When tapping on sources to raise financial capital, founders, entrepreneurs, and business owners face a great amount of challenge. It is of utmost importance for entrepreneurs to highlight the capital raise of their start-up in such a manner that they can convert their potential investors into their long-term actual shareholders.
Modeling a growth-capital raise in the mold of commercial real-estate financing is one way to do that. But to avail this opportunity for themselves there are a certain set of qualities that business owners must incorporate in their fundraising strategies. These qualities are mentioned as follows.

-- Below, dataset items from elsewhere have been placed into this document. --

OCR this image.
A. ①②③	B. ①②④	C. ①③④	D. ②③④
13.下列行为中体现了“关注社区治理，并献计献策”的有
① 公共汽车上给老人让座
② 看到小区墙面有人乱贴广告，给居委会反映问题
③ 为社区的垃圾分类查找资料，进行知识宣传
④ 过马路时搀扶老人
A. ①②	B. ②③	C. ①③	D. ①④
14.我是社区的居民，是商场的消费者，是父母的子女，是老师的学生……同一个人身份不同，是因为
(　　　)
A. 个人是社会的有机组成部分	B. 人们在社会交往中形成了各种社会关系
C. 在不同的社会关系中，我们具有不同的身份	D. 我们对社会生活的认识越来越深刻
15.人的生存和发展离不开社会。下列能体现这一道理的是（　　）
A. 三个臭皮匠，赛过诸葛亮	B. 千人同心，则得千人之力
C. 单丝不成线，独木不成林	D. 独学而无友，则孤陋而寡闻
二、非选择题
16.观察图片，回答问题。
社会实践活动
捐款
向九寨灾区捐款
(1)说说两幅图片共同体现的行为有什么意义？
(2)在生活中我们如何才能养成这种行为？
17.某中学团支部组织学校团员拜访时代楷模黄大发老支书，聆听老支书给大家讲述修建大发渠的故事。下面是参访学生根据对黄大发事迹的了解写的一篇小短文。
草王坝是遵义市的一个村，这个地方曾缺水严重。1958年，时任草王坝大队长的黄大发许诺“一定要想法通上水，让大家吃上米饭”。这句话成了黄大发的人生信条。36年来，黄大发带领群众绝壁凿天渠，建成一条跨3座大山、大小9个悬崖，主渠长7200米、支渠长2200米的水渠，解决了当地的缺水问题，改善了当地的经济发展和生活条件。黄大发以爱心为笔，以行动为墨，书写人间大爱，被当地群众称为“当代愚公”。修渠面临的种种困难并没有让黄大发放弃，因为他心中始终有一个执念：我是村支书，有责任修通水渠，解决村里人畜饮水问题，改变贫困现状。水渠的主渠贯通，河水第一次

One of the most important lessons that business owners can learn is the lesson of transparency. Just like every other investor a commercial real estate investor also has their own personal preference risk tolerance level. Some are risk takers and others are risk averse. To match an investment opportunity with the most suitable investor target audience, the documents of the real estate offering typically have disclosure on the risk factors involved and the feasibility of the deal.
A commercial real estate is appealing to many investors only because of it providing consistent, predictable cash flow. Because of this many sponsors clearly highlight in their offering the time horizons, projected income, and returns involved in the financing of such a loan as they are key investor motivating factors. Entrepreneurs in this case often are more hesitant in making authentic return projections in capital-raise materials in order to avoid being pinned down to investor expectations.
To make things clear business owners must define a properly planned exit strategy which will make the investors understand how exactly they will earn money from a growth investment.
It requires a huge amount of effort, time, wealth, coordination, and oversight for building or renovating a property. To be able to have a higher chance of getting a loan approved for yourself it is essential that you being a business owner seeking out a loan lay down a defined business plan with as much clarity as possible. Some key details include laying down the project timelines and long-term intentions for the property. This would help increase your credibility for raising capital.
Having the knowledge of the neighborhood of the property that you are aiming to purchase would prove to be beneficial for you in acquiring the loan. This “intel” commonly includes the property values and local developments in the same area.
Being a business owner and looking for funding opportunity through commercial real estate financing you need to work with deal-makers who have a good reputation in the market and have a track record of success. This is the reason why many sponsors highlight the expertise of their team members and the history of completed projects to attract business owners like you to start a deal with them.